4 能力主義、競争主義、成果主義の教育から、子どもたちが目を輝かせて取り組む学習が生まれるでしょうか?

・習熟度別クラスや、百マス計算などの一斉反復学習、学習塾の講師を入れると言われている「夜スペ大阪版」の「まなび舎」事業では、障害のある子どもたちはどこに行けばよいのでしょうか。例えば3学級を4つの習熟度別クラスに分けた場合、障害児は「最下位」のクラスに入るのでしょうか、支援学級に入るのでしょうか。これでは障害児のみを分離する特殊教育に舞い戻ってしまうのではないでしょうか。

・(障害児だけではなく)子どもたちの間にますます格差が広がり、格差が固定されるのではないでしょうか。

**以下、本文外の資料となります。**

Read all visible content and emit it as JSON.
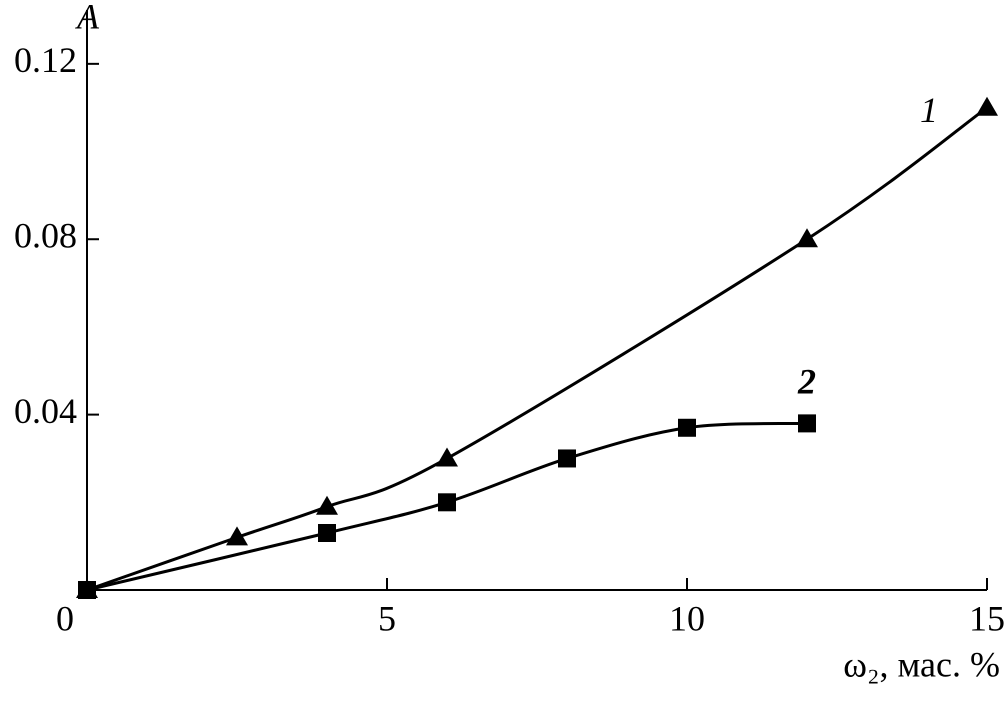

・能力主義や競争主義の教育からは、子どもたちが目を輝かせて取り組む楽しい授業、学びあう授業、お互いにちがいを認め合い支えあう集団づくりは生まれないと私たちは考えます。とりわけ競争や成果主義になじまない障害児は、集団自体から排除される恐れがあります。知事はどのようにお考えでしょうか。

(回答)

○習熟度別学習は、基礎基本の定着をめざし、時間をかけて丁寧に学習することや発展課題に取り組み応用力を養うなど、学習集団により学習内容を工夫することで、より学習効果を図ることをめざすものです。また、百ます計算などの反復学習は、計算や漢字を10分ほどの短い時間を設定して毎日繰り返し学習することで、基礎学力の定着を図るものであり、学習習慣の定着・学習意欲の向上をねらいとして児童・生徒の学習をサポートするためのものです。

○また、「おおさか・まなび舎」事業は、学習習慣の定着・学習意欲の向上をねらいとして放課後自習室を開設し、教員と学習支援アドバイザーとの連携のもと、児童・生徒の自学自習力と学力の向上をめざすものです。東京都杉並区の和田中学校で実施されている「夜スペ」とは違い、学校が主体となり実施しており、児童・生徒は無料で、できる子もつまずいている子も両方の学力向上をめざすものです。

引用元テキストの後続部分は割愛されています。